The zen of testing

July 11, 2021

Writing and maintaining automated tests and test suites take significant time and energy of software development teams, so do the benefits of writings tests outweigh the cost associated with them? Can’t we just check the correctness of our code manually and ship it to production instead of spending time writing tests for every new implementation, or fixing failing tests when we make a change? These are some questions which bug many software developers working in a fast paced environment. I will try to address it in this short write-up.

Tests give quantitative metrics about code correctness

Running automated tests is probably the quickest way we can reason about the correctness of our code in a systematic manner, instead of a guessing, speculating or fearing about it. Also, for large codebases with many interconnected components, it is imperative to know whether a newly introduced change has impacted the existing components, and if so — how much? Tests give you quick feedback about any deviance from requirement or specification.
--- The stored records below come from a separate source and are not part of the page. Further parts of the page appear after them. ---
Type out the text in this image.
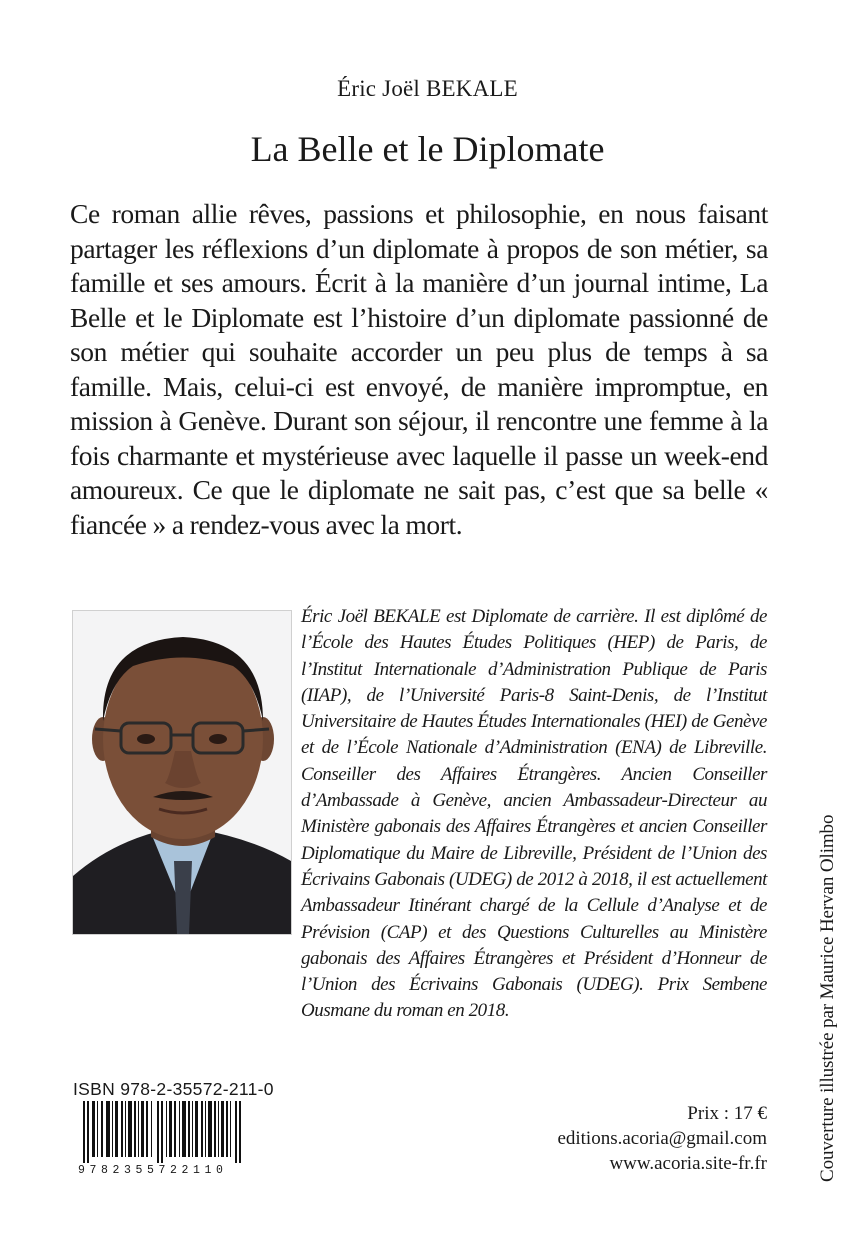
Éric Joël BEKALE
La Belle et le Diplomate

Ce roman allie rêves, passions et philosophie, en nous faisant partager les réflexions d’un diplomate à propos de son métier, sa famille et ses amours. Écrit à la manière d’un journal intime, La Belle et le Diplomate est l’histoire d’un diplomate passionné de son métier qui souhaite accorder un peu plus de temps à sa famille. Mais, celui-ci est envoyé, de manière impromptue, en mission à Genève. Durant son séjour, il rencontre une femme à la fois charmante et mystérieuse avec laquelle il passe un week-end amoureux. Ce que le diplomate ne sait pas, c’est que sa belle « fiancée » a rendez-vous avec la mort.

Éric Joël BEKALE est Diplomate de carrière. Il est diplômé de l’École des Hautes Études Politiques (HEP) de Paris, de l’Institut Internationale d’Administration Publique de Paris (IIAP), de l’Université Paris-8 Saint-Denis, de l’Institut Universitaire de Hautes Études Internationales (HEI) de Genève et de l’École Nationale d’Administration (ENA) de Libreville. Conseiller des Affaires Étrangères. Ancien Conseiller d’Ambassade à Genève, ancien Ambassadeur-Directeur au Ministère gabonais des Affaires Étrangères et ancien Conseiller Diplomatique du Maire de Libreville, Président de l’Union des Écrivains Gabonais (UDEG) de 2012 à 2018, il est actuellement Ambassadeur Itinérant chargé de la Cellule d’Analyse et de Prévision (CAP) et des Questions Culturelles au Ministère gabonais des Affaires Étrangères et Président d’Honneur de l’Union des Écrivains Gabonais (UDEG). Prix Sembene Ousmane du roman en 2018.

ISBN 978-2-35572-211-0
9782355722110
Prix : 17 €
editions.acoria@gmail.com
www.acoria.site-fr.fr	Couverture illustrée par Maurice Hervan Olimbo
“Rather than apply minutes of suspect reasoning, we can just ask the computer by making the change and running the tests.”

― Kent Beck, Test-Driven Development: By Example

It gives a tremendous peace of mind when you make a change in code and all of your existing tests still pass. It gives you a confidence to ship the code without worrying about breaking stuff. And because you do not have to think about and manually re-verify what you might have broken, it gives you more time to focus on important things.

Tests make refactoring a breeze

With automated tests in place, refactoring your code is a breeze. You could just rewrite your whole implementation differently and run tests to see if the new implementation works exactly the way it was working before. No more worrying about large scale refactoring in code, tests have your back!

Writing tests helps you write good code

To be able to write tests, you have to design your modules in a way that they can be isolated and put under test, independent of other modules. So if you are not able to test a piece of code without touching unrelated code, it’s not designed well in the first place, and is a sign that you should refactor.

Tests also serve as a documentation for your code.

Writing tests helps other developers, and even non-developers who are trying to understand your implementation. They could just read meaningfully written tests and tell what a piece of code is about and what all it does.